I was inspired today when I read that Tony Snow the White House Press Secretary is to return to work tomorrow.
He was speaking to his thirty year reunion class of Davidson College in Davidson, NC and in a press conference he was asked about his return...He said, "God hasn't promised us tomorrow, but He has promised us eternity." WOW!!
I would say, he was spot on. Or as a pilot would say...Landing on the center line!
Michael, I cast my vote for you even if you are not running for an office. Sabina, I wish you continued health and peace and Serena...you are special!
All The Best!
Dave & Monika Yancey
Dear Michael and Sabina,
I want to echo Dave and Monika's sentiments. If I've prayed for you once...I've prayed a hundred times. You may not know till you reach heaven how many prayers were being said for you while you walked through this dark valley.

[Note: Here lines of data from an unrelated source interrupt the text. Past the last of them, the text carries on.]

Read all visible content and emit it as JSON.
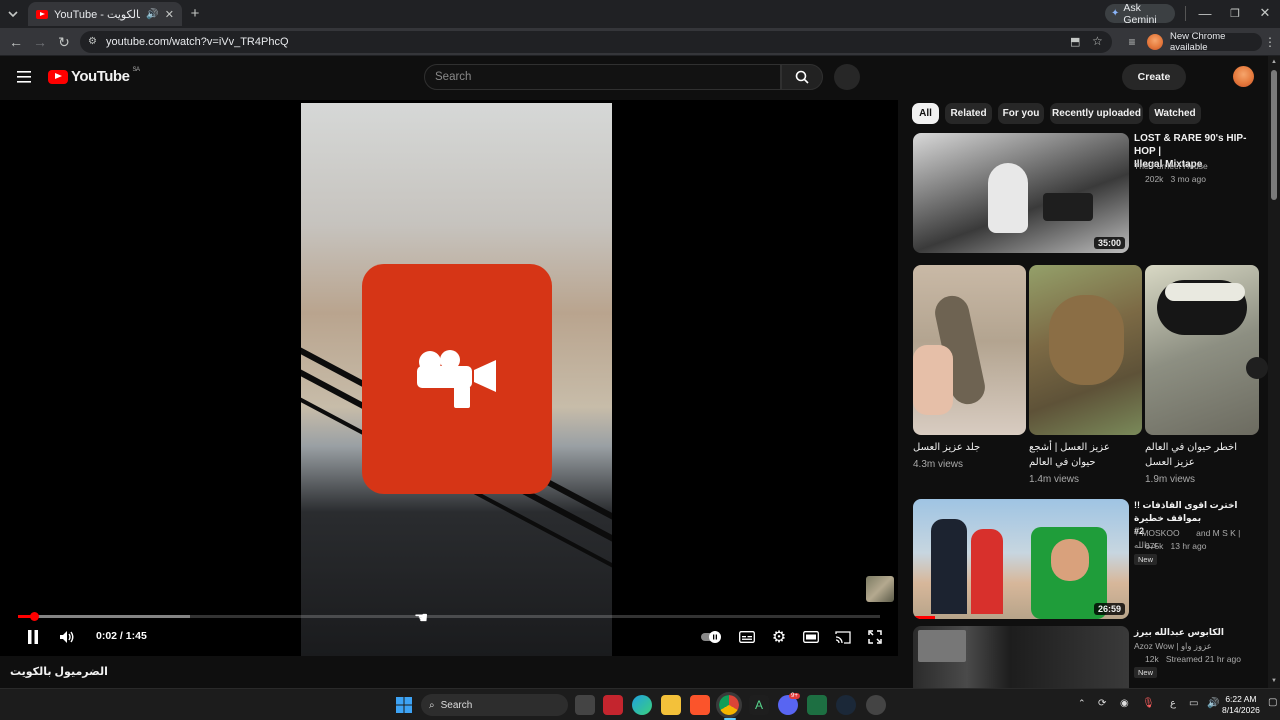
{
  "browser": {
    "tab_title": "YouTube - الضرميول بالكويت",
    "url": "youtube.com/watch?v=iVv_TR4PhcQ",
    "ask_gemini": "Ask Gemini",
    "new_chrome": "New Chrome available"
  },
  "masthead": {
    "logo_text": "YouTube",
    "country_code": "SA",
    "search_placeholder": "Search",
    "create_label": "Create"
  },
  "player": {
    "time_current": "0:02",
    "time_separator": " / ",
    "time_total": "1:45",
    "progress_fraction": 0.019,
    "buffered_fraction": 0.2,
    "video_title": "الضرميول بالكويت"
  },
  "chips": [
    "All",
    "Related",
    "For you",
    "Recently uploaded",
    "Watched"
  ],
  "recommendations": [
    {
      "title_line1": "LOST & RARE 90's HIP-HOP |",
      "title_line2": "Illegal Mixtape",
      "channel": "The Purrfect House",
      "views": "202k",
      "age": "3 mo ago",
      "duration": "35:00"
    },
    {
      "title_line1": "!! اخترت اقوى القاذفات بمواقف خطيرة",
      "title_line2": "#2",
      "channel": "+ MOSKOO",
      "channel2": "and M S K | عبدالله",
      "views": "675k",
      "age": "13 hr ago",
      "badge": "New",
      "duration": "26:59"
    },
    {
      "title_line1": "الكابوس عبدالله بيرز",
      "channel": "Azoz Wow | عزوز واو",
      "views": "12k",
      "age": "Streamed 21 hr ago",
      "badge": "New"
    }
  ],
  "shorts": [
    {
      "title_line1": "جلد عزيز العسل",
      "title_line2": "",
      "views": "4.3m views"
    },
    {
      "title_line1": "عزيز العسل | أشجع",
      "title_line2": "حيوان في العالم",
      "views": "1.4m views"
    },
    {
      "title_line1": "اخطر حيوان في العالم",
      "title_line2": "عزيز العسل",
      "views": "1.9m views"
    }
  ],
  "taskbar": {
    "search_label": "Search",
    "time": "6:22 AM",
    "date": "8/14/2026",
    "discord_badge": "9+"
  },
  "colors": {
    "yt_red": "#ff0000",
    "badge_orange": "#d63516",
    "bg": "#0f0f0f"
  }
}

Another hymn that Dave has probably already thought of is this one:
There'll be no dark valleys when Jesus comes....
There'll be no dark valleys when Jesus comes to gather His loved ones home!

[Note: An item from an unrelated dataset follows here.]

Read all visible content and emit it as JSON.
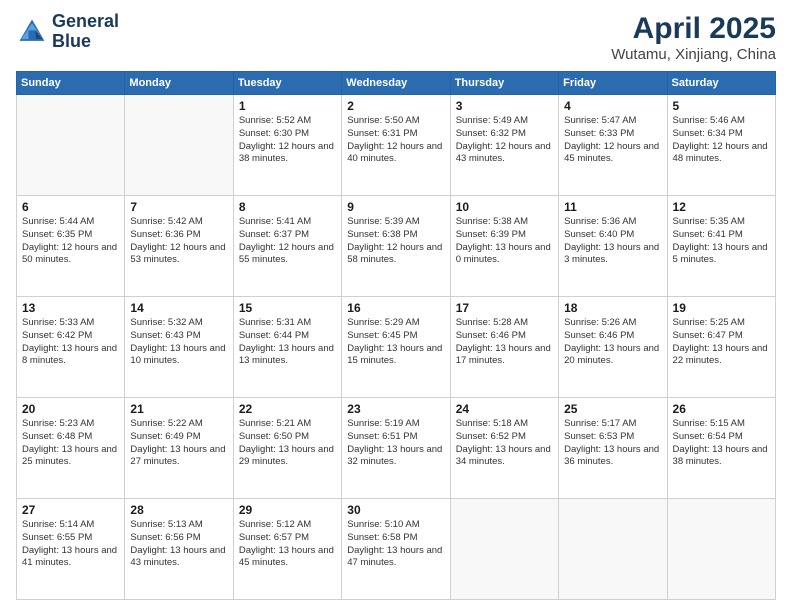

I like that word GATHER don't you? It reminds me of the promise in 1 Thessalonians 4:17 that says when He comes we'll all meet together before we continue our journey to heaven. I'll be lookin' for you guys on that wonderful cloud along with Mark and so many other family and friends! I can't wait for the voice of the archangel and the trumpet call of God! I'm longing for home...which is another wonderful old hymn :)
Blessigs~Barb
Dave - would you please email me at cttant@aol.com. Thank you!!
Dear Michael,
You and the family are so close in my prayers. Let's just pray that He comes soon and sorrow and mourning wll flee away.
Barb
Michael,
I don't know how else to contact you and tell you I am so sorry for the past days events. My heart hurts for you, Serena and your extended family. I was praying for you and Sabina at the time Sabina passed away and am continuing to pray for you and your family. I am here for any of you if you need a listening ear.
Michael & Serena,
My thoughts and prayers are with you at this most difficult time. Sabina made this world a better place. She had a beautiful smile and an infectious laugh.